What Do You Mean “We,” Mr. President?

Recently I posted a few comments on the claim made by some conservatives that the president comes off as a narcissist because, they say, of his excessive use of the personal pronoun, as well as the defense of him that can be made on this.  Among other things, I noted that it is not just a question of how much one uses the personal pronoun, but how one uses it.

Now there is another item in the news that brings this question up again in a slightly different way.  The president has generated some comment by seeming to try to shift the blame for underestimating problems in the Middle East to the American intelligence community.  You can read about it here in the New York Times.

Barack_Obama_addresses_joint_session_of_Congress_2009-02-24

Here is the key phrase: “Our head of the intelligence community, Jim Clapper, has acknowledged that, I think, they underestimated what had been taking place in Syria.”

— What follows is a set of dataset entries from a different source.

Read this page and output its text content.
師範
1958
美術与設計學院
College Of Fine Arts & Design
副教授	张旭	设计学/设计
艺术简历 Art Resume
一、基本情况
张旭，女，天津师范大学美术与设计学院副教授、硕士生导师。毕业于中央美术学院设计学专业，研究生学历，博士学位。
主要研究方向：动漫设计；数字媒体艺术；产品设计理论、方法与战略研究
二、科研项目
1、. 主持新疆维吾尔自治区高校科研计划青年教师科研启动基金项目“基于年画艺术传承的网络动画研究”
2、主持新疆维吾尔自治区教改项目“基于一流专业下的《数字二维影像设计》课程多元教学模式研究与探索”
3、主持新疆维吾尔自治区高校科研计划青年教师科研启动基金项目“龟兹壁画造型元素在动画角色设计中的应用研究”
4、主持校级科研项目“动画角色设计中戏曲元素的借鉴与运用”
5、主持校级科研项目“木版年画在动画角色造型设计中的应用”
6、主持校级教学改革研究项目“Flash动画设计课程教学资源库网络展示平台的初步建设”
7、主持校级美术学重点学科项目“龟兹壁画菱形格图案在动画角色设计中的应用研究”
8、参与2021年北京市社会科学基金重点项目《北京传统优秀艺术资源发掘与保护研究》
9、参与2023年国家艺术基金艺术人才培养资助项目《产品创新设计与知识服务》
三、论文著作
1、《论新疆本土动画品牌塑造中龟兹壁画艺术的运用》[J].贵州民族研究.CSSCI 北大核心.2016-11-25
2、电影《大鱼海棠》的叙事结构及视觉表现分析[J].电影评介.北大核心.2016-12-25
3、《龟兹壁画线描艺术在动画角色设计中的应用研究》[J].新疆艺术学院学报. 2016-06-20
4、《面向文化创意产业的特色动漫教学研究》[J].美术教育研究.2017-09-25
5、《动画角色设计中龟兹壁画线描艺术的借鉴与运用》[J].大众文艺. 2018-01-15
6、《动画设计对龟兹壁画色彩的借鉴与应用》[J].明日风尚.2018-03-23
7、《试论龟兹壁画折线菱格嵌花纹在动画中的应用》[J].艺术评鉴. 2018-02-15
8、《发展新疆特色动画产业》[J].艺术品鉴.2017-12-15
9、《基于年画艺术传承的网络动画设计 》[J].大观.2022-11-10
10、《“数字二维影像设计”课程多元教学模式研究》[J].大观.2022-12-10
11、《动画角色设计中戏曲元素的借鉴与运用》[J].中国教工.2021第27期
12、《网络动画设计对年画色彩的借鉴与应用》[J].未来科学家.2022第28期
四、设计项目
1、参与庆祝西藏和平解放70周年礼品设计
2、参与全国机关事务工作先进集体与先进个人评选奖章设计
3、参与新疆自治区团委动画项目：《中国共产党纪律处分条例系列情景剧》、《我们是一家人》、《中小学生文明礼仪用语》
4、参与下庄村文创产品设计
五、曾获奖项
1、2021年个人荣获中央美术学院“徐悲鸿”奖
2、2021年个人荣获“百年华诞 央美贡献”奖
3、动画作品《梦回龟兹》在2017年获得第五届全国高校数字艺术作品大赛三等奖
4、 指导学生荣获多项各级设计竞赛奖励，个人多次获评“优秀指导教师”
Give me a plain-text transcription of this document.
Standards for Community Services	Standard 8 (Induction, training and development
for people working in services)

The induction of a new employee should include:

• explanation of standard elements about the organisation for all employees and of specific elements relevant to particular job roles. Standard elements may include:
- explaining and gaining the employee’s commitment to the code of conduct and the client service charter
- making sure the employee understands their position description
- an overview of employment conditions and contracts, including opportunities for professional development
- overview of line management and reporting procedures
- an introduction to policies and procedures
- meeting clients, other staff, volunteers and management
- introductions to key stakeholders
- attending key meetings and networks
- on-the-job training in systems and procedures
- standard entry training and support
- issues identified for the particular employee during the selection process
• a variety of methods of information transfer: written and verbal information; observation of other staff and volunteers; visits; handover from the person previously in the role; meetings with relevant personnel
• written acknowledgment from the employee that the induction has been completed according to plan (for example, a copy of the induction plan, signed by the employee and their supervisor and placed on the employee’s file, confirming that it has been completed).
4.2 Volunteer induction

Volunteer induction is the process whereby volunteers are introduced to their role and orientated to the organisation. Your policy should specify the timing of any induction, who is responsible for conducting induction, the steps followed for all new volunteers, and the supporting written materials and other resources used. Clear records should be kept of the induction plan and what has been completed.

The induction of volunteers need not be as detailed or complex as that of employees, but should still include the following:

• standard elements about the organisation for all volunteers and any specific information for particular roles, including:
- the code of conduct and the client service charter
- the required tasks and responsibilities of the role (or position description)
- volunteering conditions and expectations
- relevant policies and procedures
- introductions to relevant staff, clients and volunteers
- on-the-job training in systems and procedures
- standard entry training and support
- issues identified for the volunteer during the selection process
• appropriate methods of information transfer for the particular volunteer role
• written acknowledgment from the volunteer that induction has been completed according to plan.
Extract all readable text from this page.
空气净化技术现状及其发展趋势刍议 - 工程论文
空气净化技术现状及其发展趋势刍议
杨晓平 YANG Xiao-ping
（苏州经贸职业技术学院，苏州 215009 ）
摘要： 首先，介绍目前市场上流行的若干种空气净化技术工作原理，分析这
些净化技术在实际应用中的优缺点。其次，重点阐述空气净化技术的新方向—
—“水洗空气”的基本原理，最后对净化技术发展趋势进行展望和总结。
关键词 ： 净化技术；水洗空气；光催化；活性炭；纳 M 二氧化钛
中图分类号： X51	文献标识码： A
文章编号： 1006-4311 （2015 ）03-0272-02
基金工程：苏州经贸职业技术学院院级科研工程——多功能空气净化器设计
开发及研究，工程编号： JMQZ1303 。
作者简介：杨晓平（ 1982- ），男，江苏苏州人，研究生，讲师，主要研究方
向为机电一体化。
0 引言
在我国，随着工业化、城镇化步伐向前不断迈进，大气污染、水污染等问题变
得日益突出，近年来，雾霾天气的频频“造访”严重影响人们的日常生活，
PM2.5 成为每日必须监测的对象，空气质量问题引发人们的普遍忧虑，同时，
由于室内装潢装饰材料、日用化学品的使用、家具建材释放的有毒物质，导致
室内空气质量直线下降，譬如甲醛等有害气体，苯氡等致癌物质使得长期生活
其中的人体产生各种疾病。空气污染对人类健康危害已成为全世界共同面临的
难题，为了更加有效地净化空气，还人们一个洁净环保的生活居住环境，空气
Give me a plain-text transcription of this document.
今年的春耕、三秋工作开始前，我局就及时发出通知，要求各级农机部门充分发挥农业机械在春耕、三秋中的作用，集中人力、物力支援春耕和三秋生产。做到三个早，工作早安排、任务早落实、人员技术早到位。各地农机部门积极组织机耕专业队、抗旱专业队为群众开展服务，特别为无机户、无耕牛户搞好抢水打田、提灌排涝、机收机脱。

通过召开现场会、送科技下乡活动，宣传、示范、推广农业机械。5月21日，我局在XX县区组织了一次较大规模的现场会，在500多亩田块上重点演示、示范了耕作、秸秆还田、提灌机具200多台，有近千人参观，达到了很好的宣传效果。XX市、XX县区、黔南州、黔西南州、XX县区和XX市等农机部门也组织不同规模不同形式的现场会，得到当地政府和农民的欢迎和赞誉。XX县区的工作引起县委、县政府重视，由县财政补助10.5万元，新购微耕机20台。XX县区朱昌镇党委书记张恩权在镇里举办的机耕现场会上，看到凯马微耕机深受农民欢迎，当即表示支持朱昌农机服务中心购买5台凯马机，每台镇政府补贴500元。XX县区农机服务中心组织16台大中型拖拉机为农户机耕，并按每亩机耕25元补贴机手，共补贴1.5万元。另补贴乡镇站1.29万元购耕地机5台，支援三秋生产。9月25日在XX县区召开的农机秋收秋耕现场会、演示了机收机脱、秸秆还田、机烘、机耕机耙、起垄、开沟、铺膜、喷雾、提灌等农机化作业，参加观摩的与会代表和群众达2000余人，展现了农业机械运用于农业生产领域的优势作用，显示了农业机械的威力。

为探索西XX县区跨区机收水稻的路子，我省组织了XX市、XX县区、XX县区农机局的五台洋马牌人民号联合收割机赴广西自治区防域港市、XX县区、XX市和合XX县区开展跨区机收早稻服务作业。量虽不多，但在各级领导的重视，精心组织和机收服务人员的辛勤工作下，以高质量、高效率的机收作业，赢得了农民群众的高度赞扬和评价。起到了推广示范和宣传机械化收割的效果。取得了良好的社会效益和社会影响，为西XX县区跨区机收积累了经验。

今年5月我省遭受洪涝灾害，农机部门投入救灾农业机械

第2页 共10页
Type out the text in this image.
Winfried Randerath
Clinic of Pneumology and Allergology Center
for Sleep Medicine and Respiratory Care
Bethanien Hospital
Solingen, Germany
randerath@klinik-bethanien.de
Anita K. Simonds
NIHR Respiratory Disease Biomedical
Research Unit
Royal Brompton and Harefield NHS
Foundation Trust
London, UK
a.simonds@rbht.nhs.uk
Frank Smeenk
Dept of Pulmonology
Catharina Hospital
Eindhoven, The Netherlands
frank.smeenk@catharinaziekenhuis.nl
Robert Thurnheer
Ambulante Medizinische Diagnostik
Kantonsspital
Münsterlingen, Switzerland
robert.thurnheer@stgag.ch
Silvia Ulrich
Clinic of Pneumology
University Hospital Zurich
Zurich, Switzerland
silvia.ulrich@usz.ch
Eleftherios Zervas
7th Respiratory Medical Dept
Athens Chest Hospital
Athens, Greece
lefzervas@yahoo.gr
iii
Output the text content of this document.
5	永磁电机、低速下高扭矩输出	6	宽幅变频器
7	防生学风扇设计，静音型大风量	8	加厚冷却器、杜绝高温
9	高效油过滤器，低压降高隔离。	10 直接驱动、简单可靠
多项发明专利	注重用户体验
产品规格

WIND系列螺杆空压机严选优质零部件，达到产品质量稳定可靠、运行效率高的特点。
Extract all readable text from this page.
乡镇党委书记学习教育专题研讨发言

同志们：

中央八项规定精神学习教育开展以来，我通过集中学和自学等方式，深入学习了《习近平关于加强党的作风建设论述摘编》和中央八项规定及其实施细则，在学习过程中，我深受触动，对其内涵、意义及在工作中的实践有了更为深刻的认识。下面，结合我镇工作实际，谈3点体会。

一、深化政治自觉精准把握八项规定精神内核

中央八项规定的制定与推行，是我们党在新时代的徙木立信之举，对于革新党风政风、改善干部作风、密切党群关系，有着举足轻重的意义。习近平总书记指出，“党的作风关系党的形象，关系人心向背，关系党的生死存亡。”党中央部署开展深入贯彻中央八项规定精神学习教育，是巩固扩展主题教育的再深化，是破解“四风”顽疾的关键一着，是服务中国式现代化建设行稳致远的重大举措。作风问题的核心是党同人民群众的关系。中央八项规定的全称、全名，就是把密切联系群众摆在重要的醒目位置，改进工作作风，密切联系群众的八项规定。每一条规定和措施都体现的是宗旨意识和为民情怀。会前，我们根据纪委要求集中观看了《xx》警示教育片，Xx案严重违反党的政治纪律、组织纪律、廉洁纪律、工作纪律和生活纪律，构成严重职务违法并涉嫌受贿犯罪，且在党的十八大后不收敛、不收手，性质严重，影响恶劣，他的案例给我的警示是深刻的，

Notice a couple of things.  In the first place, the president says “I think,” as if he has heard about this concession of failure from news reports and not directly from Clapper himself in a meeting about the subject.  This is an effort to distance himself from the errors.  Second, whereas he sometimes speaks in other contexts of “my national security team,” here it is not “his” but “our head” of “the intelligence community.”  In the wake of failure, the president is not so interested in expressing personal ownership of these public officials and institutions.

This, of course, does not show that the president is a narcissist, although it may suggest that he possesses his full share of the kind of vanity that many politicians probably have.  Whether he has more of it than the average would be difficult to say.

But here is a place where partisan criticism might provide some useful work for social science.  Whether or not one likes the current president, and whether or not one agrees with the charge that he uses the personal pronoun too much or in the wrong way, the dispute surely highlights a phenomenon that some political scientist–or maybe some student of political communications–should study.  We have a big body of material documenting what presidents have said in relation to important public events, much of it digitized and easy to search.  Some young scholar working on a PhD might find a worse dissertation topic that the kind of language presidents use in talking about their administration’s successes and failures.